When I lived in New York City, there was a bookstore called the Gotham Book Mart. The store had a long and famous history and was a favorite for many authors and other celebrities. Allen Ginsberg and LeRoi Jones worked there as clerks. Arthur Miller and Woody Allen were frequent visitors. Patti Smith’s book of poetry Witt was published by the Gotham Book Mart. That was in 1973 about the time I was making my own sojourns to the 47th Street location. At the time, I had no idea of the bookstore’s background and history, but the Gotham Book Mart was a book lovers’ ideal dream of what the perfect bookstore should be.
The Gotham kept coming to mind as I read Joyce Carol Oates eloquently written short story, Mystery Inc. Bookstores like the Gotham Book Mart and the one described in Oates devious tale are a dying breed.
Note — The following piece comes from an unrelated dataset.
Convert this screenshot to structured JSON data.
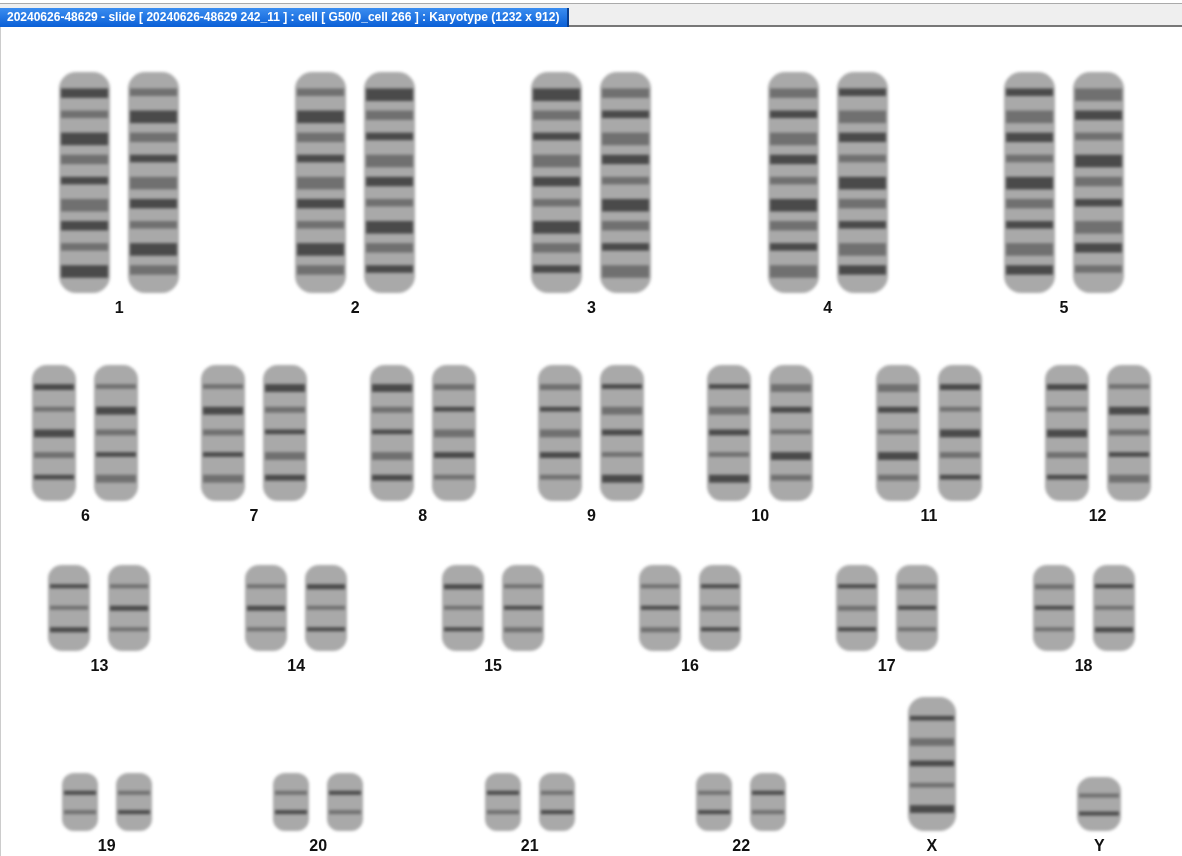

Located in Seabrook, New Hampshire, Mystery Inc. is a charming, cozy, four leveled store with one level dedicated to rare signed first editions by Agatha Christie, S.S. Van Dine, John Dickson Carr and unsigned first editions of A Study in Scarlet and The Hound of the Baskervilles. There is much more, enough to make our narrator, Charles Brockden, salivate. The name is an alias and with good reason. You might say Mr. Brockden collects bookstores like others collect books. His method of acquisition is a deadly one for the owners. Brockden does not like to kill, but his desire to own the bookstores is more potent than his will see them in other less deserving hands. Unbeknownst to our narrator, he has never come up against someone who likes to murder just for the sake of killing.
The owner, Aaron Neuhaus, is outgoing and enthusiastic and happy to engage with someone who loves books as much as he does. He invites our narrator to talk in his private office over a cup of cappuccino. Brockden likes the man and feels terrible that he has to murder him. Still, he sees himself as the owner of the cozy store and even imagines himself marrying Neuhaus’ widow.
”Mystery Inc. was initially published as part of Otto Penzler’s Mysterious Bookshop’s Bibliomystery series which has been ongoing for some years now with something like more than thirty titles in the series. It has since been published as part of a collection of short fiction by the author (The Doll-Maker and other Tales of Terror) and as a stand-alone.
Oates is a fabulous writer, and while you may be able to guess how it will turn out, this foreshadowing just makes it more chilling.